Tuesday, October 31, 2017
|Translated carving on the Sandavágur Stone|
Although they were all originally housed in churches with the same name as the stones, at least one reference said that they are all housed in the Faroese National Museum in Tórshavn, though I think that may be the case only for the Kirkjubøur Stone.
What is most interesting to me about these stones is the age range among them. The Kirkjubøur Stone is the oldest, dating from the Viking Age (between the 8th and 11th centuries). The Sandavágur Stone is next from the 13th century, while the Fámjin Stone is about 300 years younger dated to the middle/end of the 16th century. That demonstrates Rune usage well into the Middle Ages.
The Fámjin Stone has Roman letters on it in addition to the Runes, but given how young it is, that is not so surprising. Still, I couldn't find what was carved on the stone.
The oldest of the stones, the Kirkjubøur Stone, says something about peace being granted to someone named Vígulf. Although I couldn't find a picture of the stone itself, the Runic carving appears on a stamp. It's in the background and and image of the Sandavágur Stone is in the front.
The Sandavágur Stone also has the most complete inscription. It refers to Thorkell Onundarson,claiming that he was the first to build there. The impression seems to be that he was the first permanent settler at least in the Sandavágur area.
Researching these stones left me convinced that I need to put the Faroe Islands on my list of places to visit so that I can see them for myself and share more about them. If you've been there and have pictures, you're willing to share, please let me know.
Saturday, September 30, 2017
This is how I feel when fall arrives. School starts and so do extracurricular activities. At this point, the only time we don't have something going on is Friday evening. Don't get me wrong. I don't mind it. In fact, I enjoy it. It's a great piece of being a parent, taking your kids to participate in activities that they truly love doing. But...if one thing disrupts the well-oiled machine you've got going, keeping everything else moving forward creates a major challenge.
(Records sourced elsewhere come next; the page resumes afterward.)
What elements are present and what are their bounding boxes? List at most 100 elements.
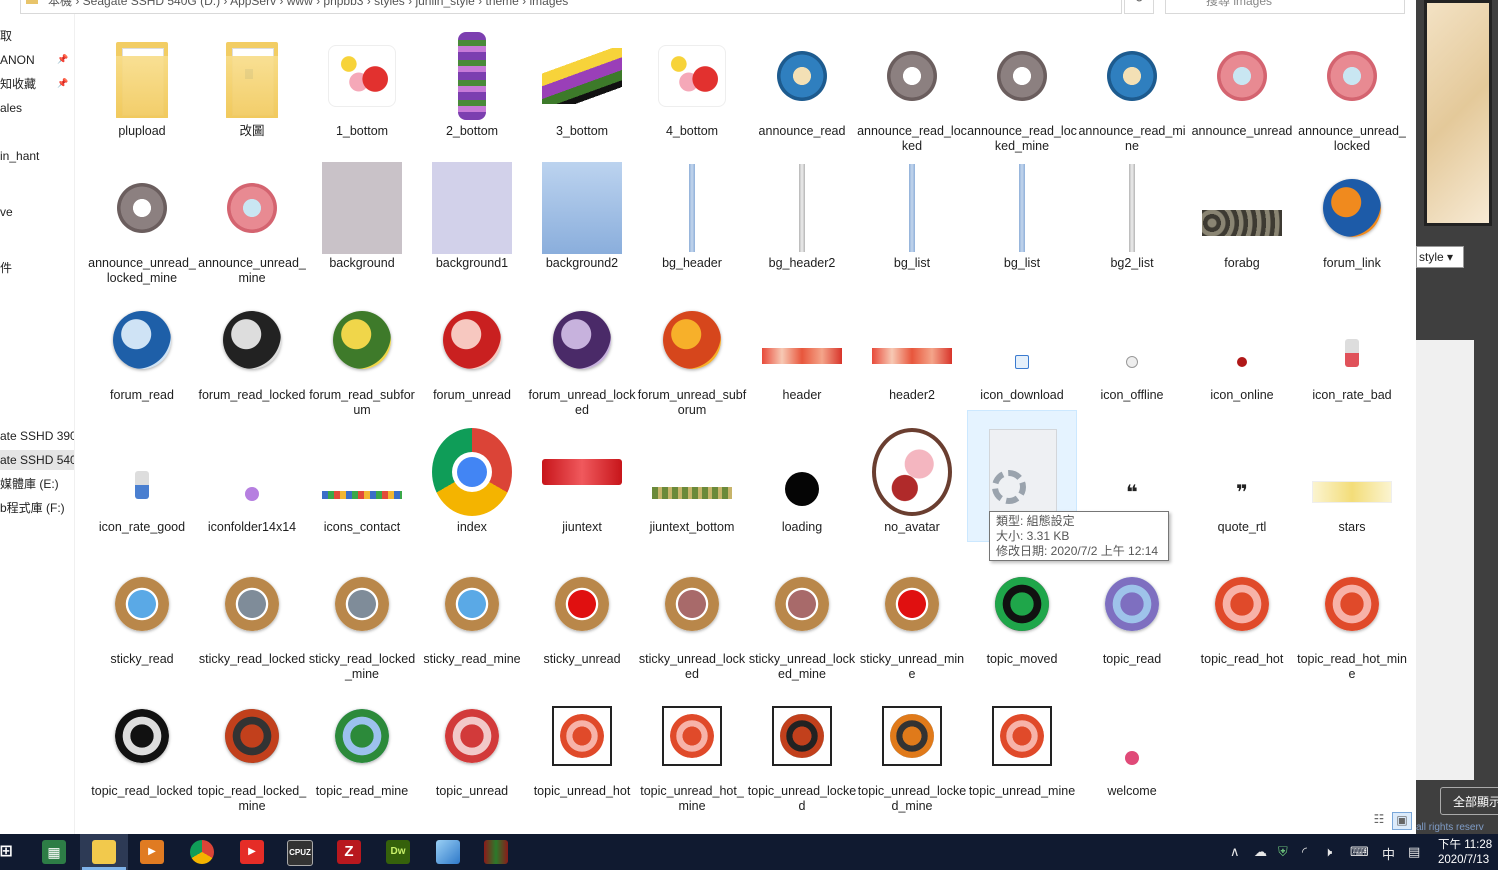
onedrive-icon[interactable]: ☁ [1254, 844, 1267, 860]
file-item[interactable]: forabg [1187, 146, 1297, 278]
file-item[interactable]: icon_offline [1077, 278, 1187, 410]
file-item[interactable]: announce_unread [1187, 14, 1297, 146]
file-item[interactable]: topic_unread_hot [527, 674, 637, 806]
file-item[interactable]: icons_contact [307, 410, 417, 542]
file-item[interactable]: welcome [1077, 674, 1187, 806]
file-item[interactable]: 3_bottom [527, 14, 637, 146]
file-item[interactable]: topic_unread_locked_mine [857, 674, 967, 813]
file-item[interactable]: icon_rate_bad [1297, 278, 1407, 410]
nav-item[interactable]: 取 [0, 26, 74, 46]
security-shield-icon[interactable]: ⛨ [1278, 844, 1288, 860]
file-item[interactable]: jiuntext [527, 410, 637, 542]
pin-icon[interactable]: 📌 [57, 78, 68, 89]
file-item[interactable]: no_avatar [857, 410, 967, 542]
file-item[interactable]: sticky_unread_mine [857, 542, 967, 681]
nav-item[interactable]: ate SSHD 540 [0, 450, 74, 470]
nav-item[interactable]: b程式庫 (F:) [0, 498, 74, 518]
file-item[interactable]: topic_read_hot_mine [1297, 542, 1407, 681]
winrar-icon[interactable] [484, 840, 508, 864]
file-item[interactable]: 4_bottom [637, 14, 747, 146]
file-item[interactable]: forum_read_locked [197, 278, 307, 410]
file-item[interactable]: header2 [857, 278, 967, 410]
file-item[interactable]: announce_read [747, 14, 857, 146]
notification-icon[interactable]: ▤ [1408, 844, 1420, 860]
file-item[interactable]: jiuntext_bottom [637, 410, 747, 542]
file-item[interactable]: topic_moved [967, 542, 1077, 674]
file-item[interactable]: forum_read_subforum [307, 278, 417, 417]
filezilla-icon[interactable]: Z [337, 840, 361, 864]
file-explorer-icon[interactable] [92, 840, 116, 864]
nav-item[interactable]: in_hant [0, 146, 74, 166]
file-item[interactable]: 2_bottom [417, 14, 527, 146]
file-item[interactable]: sticky_read [87, 542, 197, 674]
file-item[interactable]: sticky_read_mine [417, 542, 527, 674]
file-item[interactable]: icon_online [1187, 278, 1297, 410]
file-item[interactable]: sticky_read_locked [197, 542, 307, 674]
wifi-icon[interactable]: ◜ [1302, 844, 1307, 860]
file-item[interactable]: topic_unread_locked [747, 674, 857, 813]
file-item[interactable]: forum_unread [417, 278, 527, 410]
chrome-taskbar-icon[interactable] [190, 840, 214, 864]
cpuz-icon[interactable]: CPUZ [287, 840, 313, 866]
file-item[interactable]: bg_header [637, 146, 747, 278]
file-item[interactable]: topic_read [1077, 542, 1187, 674]
file-item[interactable]: forum_link [1297, 146, 1407, 278]
file-item[interactable]: announce_read_locked_mine [967, 14, 1077, 153]
file-item[interactable]: bg_list [857, 146, 967, 278]
file-item[interactable]: forum_unread_subforum [637, 278, 747, 417]
start-button[interactable]: ⊞ [0, 840, 18, 864]
clock[interactable]: 下午 11:28 2020/7/13 [1438, 838, 1492, 868]
show-all-button[interactable]: 全部顯示 [1440, 787, 1498, 815]
file-item[interactable]: topic_unread_mine [967, 674, 1077, 806]
dreamweaver-icon[interactable]: Dw [386, 840, 410, 864]
file-item[interactable]: sticky_unread_locked_mine [747, 542, 857, 681]
file-item[interactable]: 改圖 [197, 14, 307, 146]
nav-item[interactable]: ales [0, 98, 74, 118]
file-item[interactable]: bg_header2 [747, 146, 857, 278]
file-item[interactable]: topic_read_hot [1187, 542, 1297, 674]
file-item[interactable]: bg2_list [1077, 146, 1187, 278]
nav-item[interactable]: ve [0, 202, 74, 222]
breadcrumb[interactable]: 本機 › Seagate SSHD 540G (D:) › AppServ › … [48, 0, 568, 9]
show-hidden-icons-button[interactable]: ∧ [1230, 844, 1240, 860]
file-item[interactable]: icon_download [967, 278, 1077, 410]
file-item[interactable]: sticky_unread [527, 542, 637, 674]
large-icons-view-button[interactable]: ▣ [1392, 812, 1412, 830]
file-item[interactable]: plupload [87, 14, 197, 146]
file-item[interactable]: header [747, 278, 857, 410]
file-item[interactable]: stars [1297, 410, 1407, 542]
file-item[interactable]: announce_read_mine [1077, 14, 1187, 153]
file-item[interactable]: loading [747, 410, 857, 542]
file-item[interactable]: bg_list [967, 146, 1077, 278]
file-item[interactable]: topic_unread_hot_mine [637, 674, 747, 813]
file-item[interactable]: ❞ quote_rtl [1187, 410, 1297, 542]
volume-icon[interactable]: 🕨 [1324, 844, 1332, 860]
file-item[interactable]: background1 [417, 146, 527, 278]
file-item[interactable]: forum_read [87, 278, 197, 410]
refresh-button[interactable]: ↻ [1124, 0, 1154, 14]
file-item[interactable]: icon_rate_good [87, 410, 197, 542]
ime-indicator[interactable]: 中 [1382, 844, 1395, 863]
nav-item[interactable]: ate SSHD 390 [0, 426, 74, 446]
details-view-button[interactable]: ☷ [1370, 812, 1388, 828]
taskbar-apps[interactable]: ▦ [42, 840, 66, 864]
file-item[interactable]: announce_unread_locked_mine [87, 146, 197, 285]
file-item[interactable]: announce_read_locked [857, 14, 967, 153]
file-item[interactable]: sticky_read_locked_mine [307, 542, 417, 681]
file-item[interactable]: announce_unread_locked [1297, 14, 1407, 153]
file-item[interactable]: topic_read_locked_mine [197, 674, 307, 813]
notepad-icon[interactable] [436, 840, 460, 864]
file-item[interactable]: sticky_unread_locked [637, 542, 747, 681]
file-item[interactable]: forum_unread_locked [527, 278, 637, 417]
pin-icon[interactable]: 📌 [57, 54, 68, 65]
keyboard-icon[interactable]: ⌨ [1350, 844, 1369, 860]
nav-item[interactable]: 件 [0, 258, 74, 278]
style-select[interactable]: style ▾ [1416, 246, 1464, 268]
youtube-icon[interactable]: ▶ [240, 840, 264, 864]
file-item[interactable]: topic_unread [417, 674, 527, 806]
media-player-icon[interactable]: ▶ [140, 840, 164, 864]
search-input[interactable] [1165, 0, 1405, 14]
file-item[interactable]: index [417, 410, 527, 542]
file-item[interactable]: topic_read_mine [307, 674, 417, 806]
file-item[interactable]: iconfolder14x14 [197, 410, 307, 542]
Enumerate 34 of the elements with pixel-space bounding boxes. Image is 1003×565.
I asked the Runes, "Once things come together, what can we do to keep them together?" By looking at the Bind Rune at the top of this post, I think you can tell that the three Runes I drew to answer this question - Ansuz, Raido, and Nauthiz. Then, I had to determine how to bind them. Why bind them? It's simply the idea of some reinforcement of the idea of holding things together. It took a few tries to get the one that felt right.
These Runes also tell a "coming together" story. Simply put, if you want to keep everything together, there are three vital pieces. "You must communicate with everyone involved," says Ansuz. But, like the mouth of the river (think river delta), communication is a complicated network. There are people directly involved on a regular basis, some who participate occasionally, and those who are on-call in case of an emergency.
Why is this important? Because, Raido indicates a journey, movement; even though everything is coming together, it is also fluid. That is to say there are a lot of moving parts, which sets the stage for one of those parts to to go off in its own direction. A child gets sick; an appointment gets missed; something gets double-booked. Essentially, this "coming together" of activities is a series of interdependent journeys within a single system.
Nauthiz looks at needs and necessity within the "coming together". It gives us pause to question what we're doing not in the sense that it is wrong, rather in the sense of, "Is what we're doing in our 'coming together' what we need to be doing? Is it all necessary?" The answer can be yes; but checking in on this is important. If everything that we're doing in our "coming together" is necessary, then we must also recognize the other two pieces the fluidity of it and the need to communicate to ensure its success. If it's not necessary, we have the opportunity to recognize and correct it.